Many schools today require students to take a comprehensive academic test before they can move on to the next level. We
have no problem with that. We just think they're neglecting to test for another important aspect of your child's education -
social skills. We've put together this highly subjective, altogether incomplete list of things your child should have picked up
at school. Add your own suggestions and test the kids.
After kindergarten your child should know:
"Milk, milk, lemonade, around the comer fudge is made"
That asking a friend to say "I" and then spell "cup" is EXTREMELY funny
The "see-food" gag
Underwear is the basic building block of comedy
After elementary school your child should know:
How to look up dirty words in the dictionary
"Comet, it tastes like gasoline; Comet, it makes your mouth turn green; Comet, it makes you vomit; so drink some Comet
and vomit today." (Sung to the tune of The Bridge On the River Kwai song.)
"Jingle Bells, Batman smells, Robin laid an egg; the Batmobile lost a wheel and the Joker got away, Hey!" (Sung to the tune
of Jingle Bells.)
"Great big gobs of greasy, grimy gopher guts; mutilated monkey meat; thirty dirty birdy feet; french-fried eyballs dipped in
a bowl of blood; eat 'em without a spoon!" (Sung to the tune of the Greasy Grimy Gopher Guts song.)

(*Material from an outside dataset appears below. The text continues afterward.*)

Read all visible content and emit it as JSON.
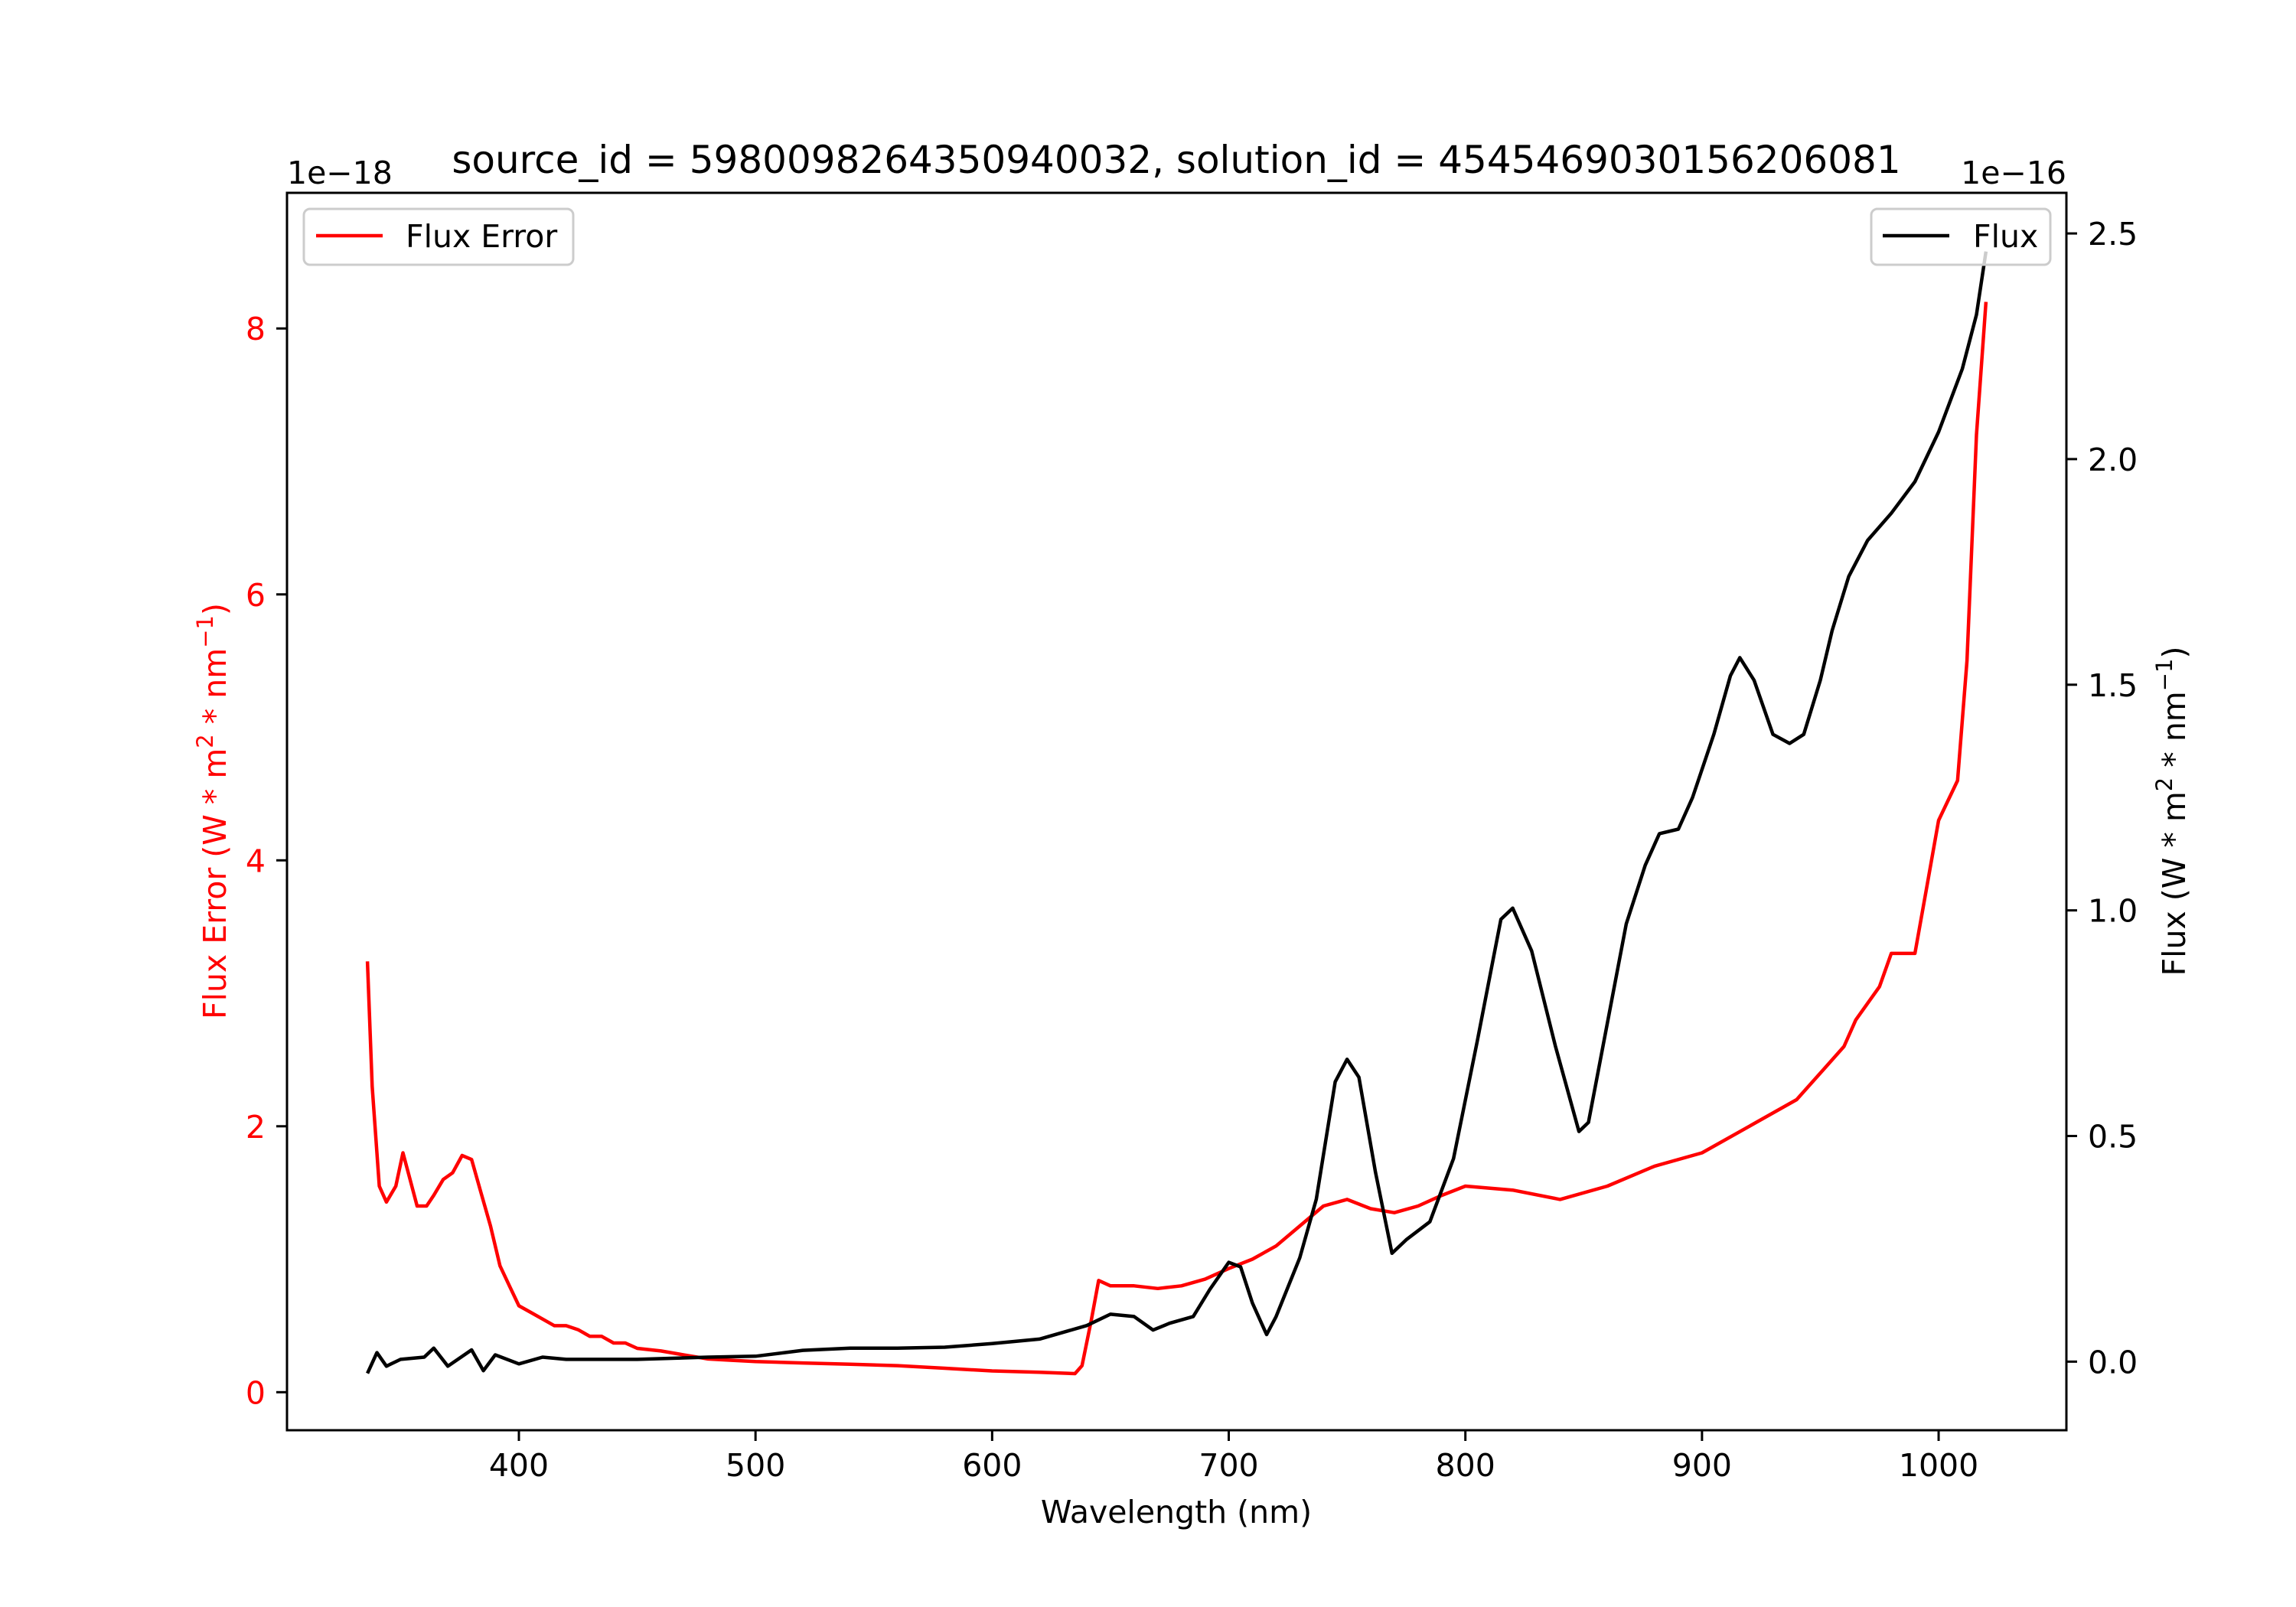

At least one of the two following songs:
"Diarrhea, (thbbbt, thbbbt), diarrhea (thbbbt, thbbbt); some people think it's funny, but it's really brown and runny,
diarrhea (thbbbt, thbbbt)"
'When you're sliding into first and you feel something burst - diarrhea, diarrhea;
When you're sliding into third and you lay a juicy turd - diarrhea, diarrhea;
When you're sliding into home and your shorts are filled with foam - diarrhea, diarrhea;
When you're sitting in your Chevy and your shorts are wet and heavy - diarrhea, diarrhea."

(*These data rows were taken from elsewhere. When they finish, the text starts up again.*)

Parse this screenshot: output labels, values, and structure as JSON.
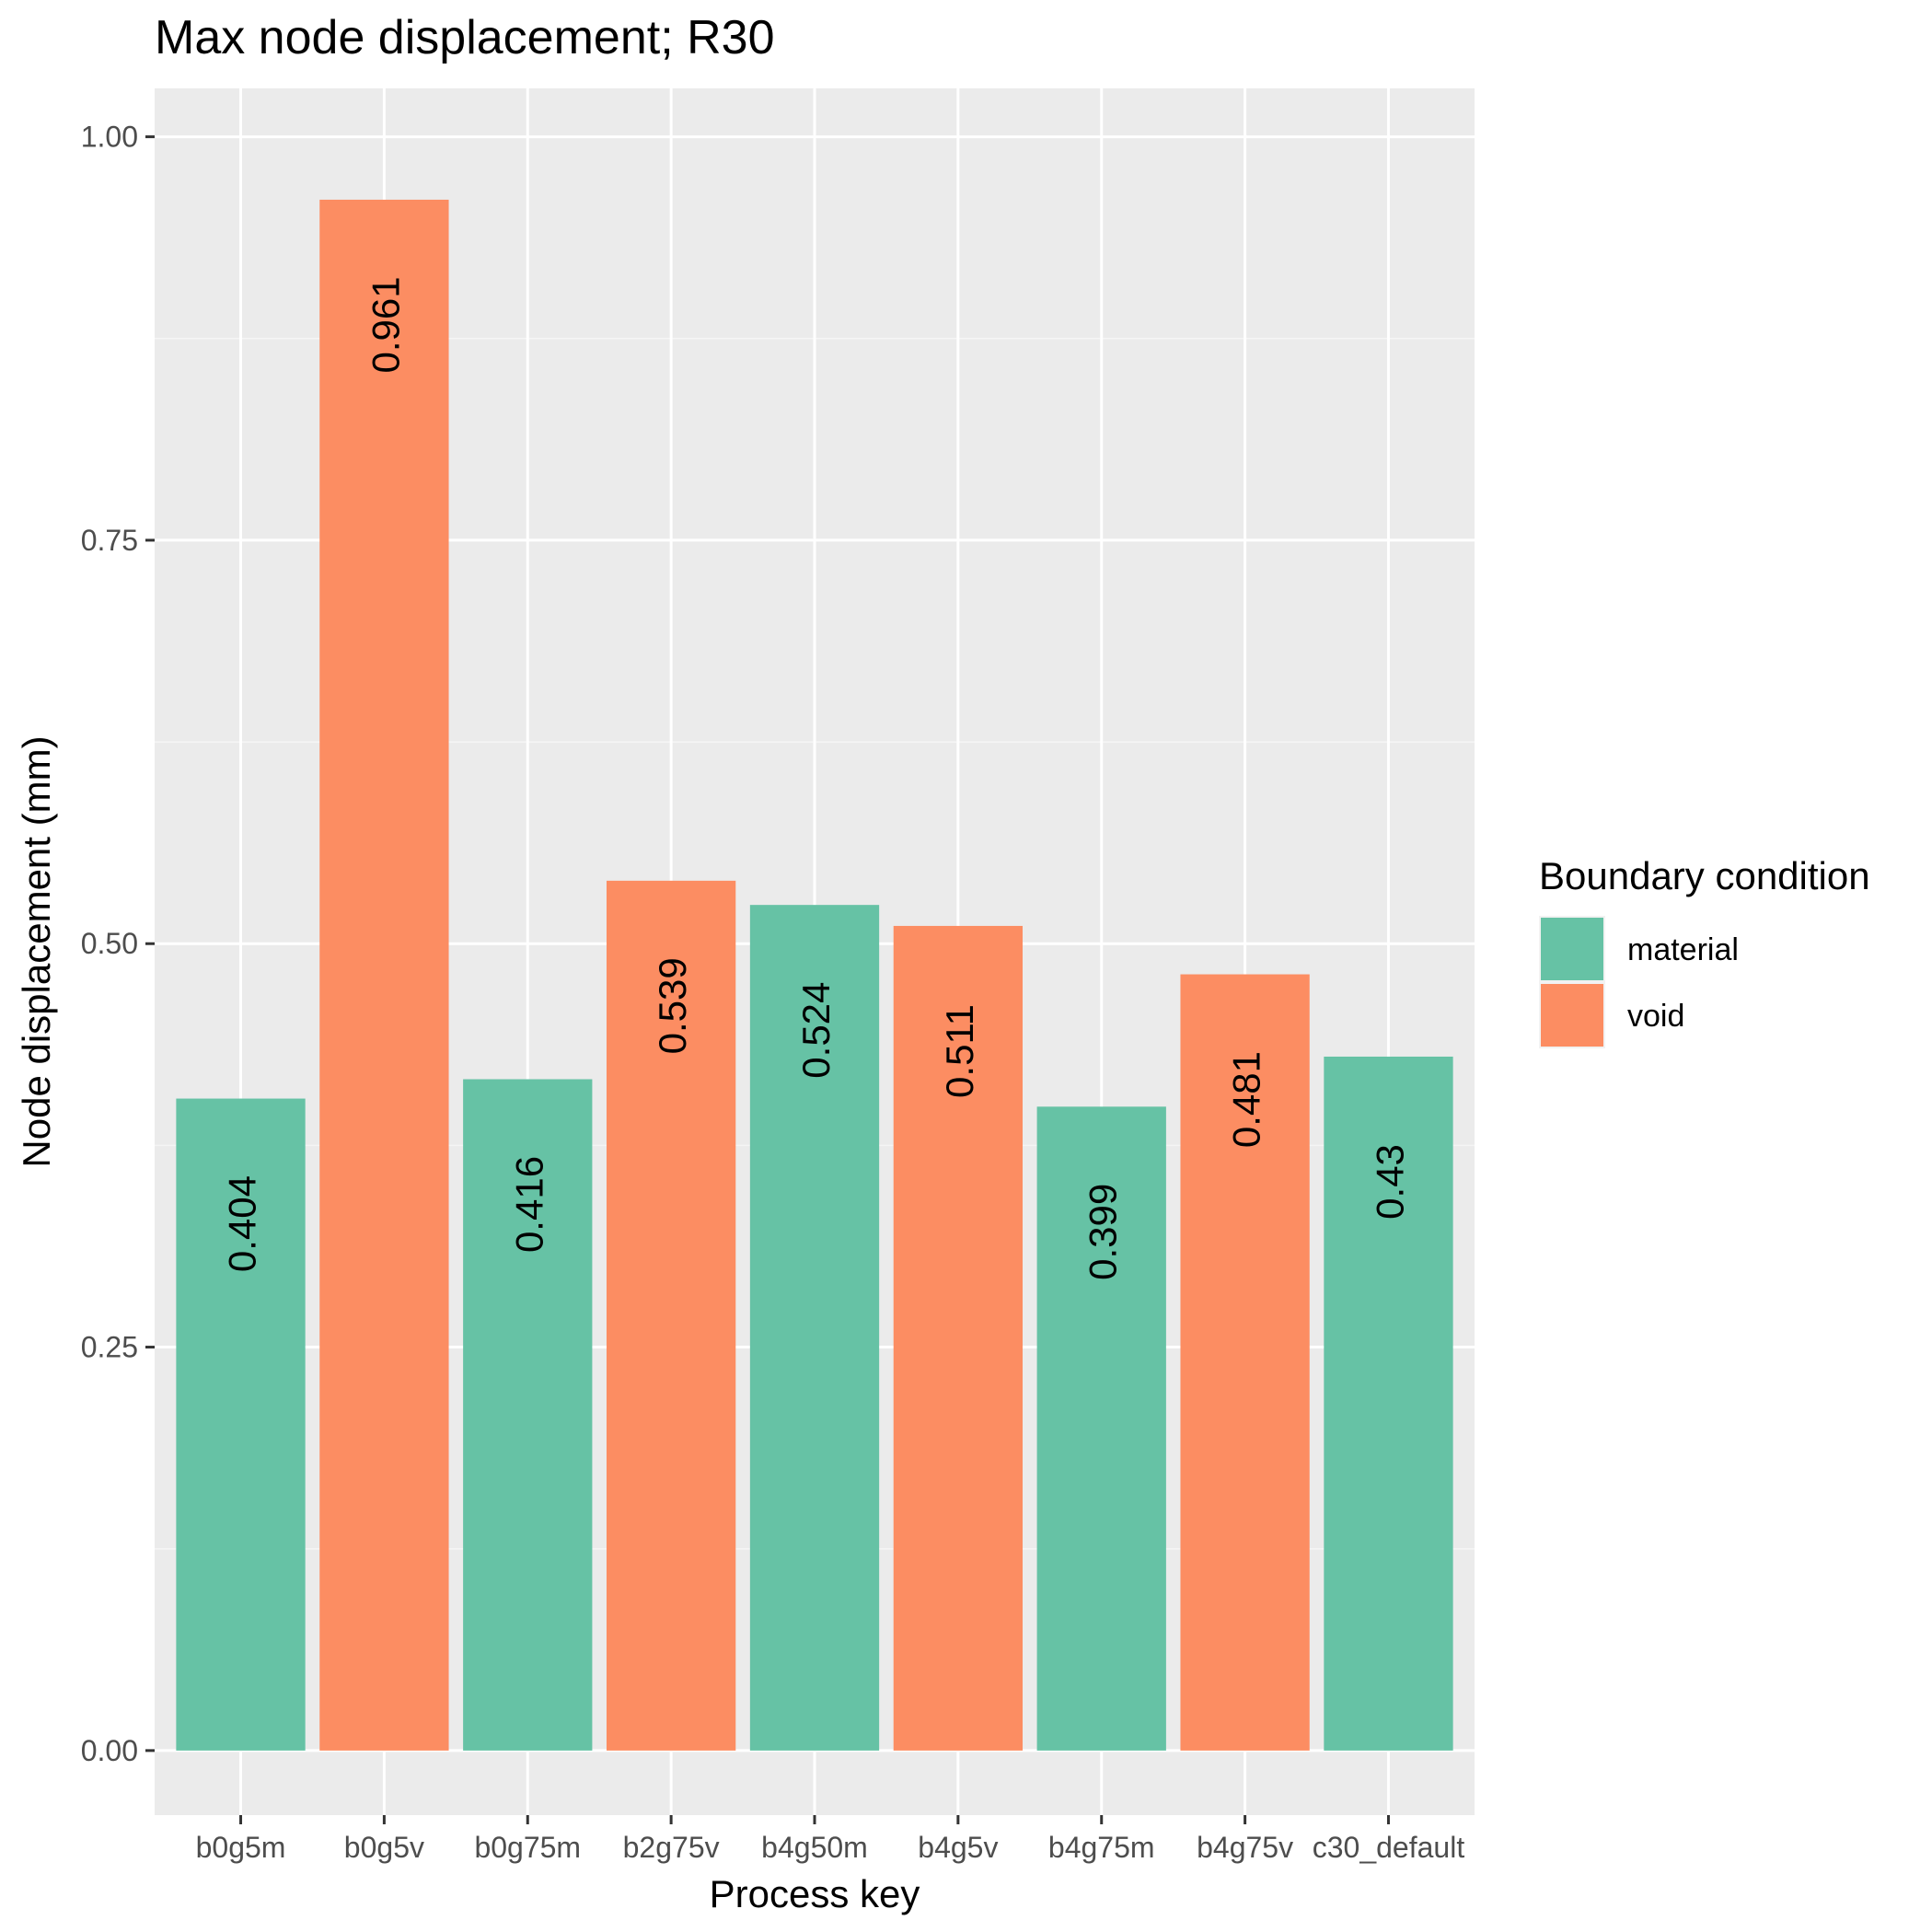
{
  "chart_data": {
    "type": "bar",
    "title": "Max node displacement; R30",
    "xlabel": "Process key",
    "ylabel": "Node displacement (mm)",
    "ylim": [
      -0.04,
      1.03
    ],
    "yticks": [
      0.0,
      0.25,
      0.5,
      0.75,
      1.0
    ],
    "ytick_labels": [
      "0.00",
      "0.25",
      "0.50",
      "0.75",
      "1.00"
    ],
    "grid": true,
    "categories": [
      "b0g5m",
      "b0g5v",
      "b0g75m",
      "b2g75v",
      "b4g50m",
      "b4g5v",
      "b4g75m",
      "b4g75v",
      "c30_default"
    ],
    "values": [
      0.404,
      0.961,
      0.416,
      0.539,
      0.524,
      0.511,
      0.399,
      0.481,
      0.43
    ],
    "value_labels": [
      "0.404",
      "0.961",
      "0.416",
      "0.539",
      "0.524",
      "0.511",
      "0.399",
      "0.481",
      "0.43"
    ],
    "groups": [
      "material",
      "void",
      "material",
      "void",
      "material",
      "void",
      "material",
      "void",
      "material"
    ],
    "legend": {
      "title": "Boundary condition",
      "placement": "right",
      "entries": [
        {
          "name": "material",
          "color": "#66c2a5"
        },
        {
          "name": "void",
          "color": "#fc8d62"
        }
      ]
    },
    "colors": {
      "panel_background": "#ebebeb",
      "grid_major": "#ffffff",
      "grid_minor": "#f5f5f5"
    }
  }
}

The titles to a series of books written by Seymour Butz, I. P. Nightly, et al.
How to make armpit farts
How to fold his/her eyelids back
How to hock a loogey
How to burp his/her name
After middle school your child should know:
What the four bases are
How to swear like a truck driver
Where you keep your pornography hidden
After high school your child should know:
How to shotgun a beer
That shotgunning a warm beer is asking for trouble
After college your child should know:
How to recognize the early signs of alcohol poisoning
The theme songs from "The Brady Bunch," "Gilligan's Island," "The Beverly Hillbillies," etc.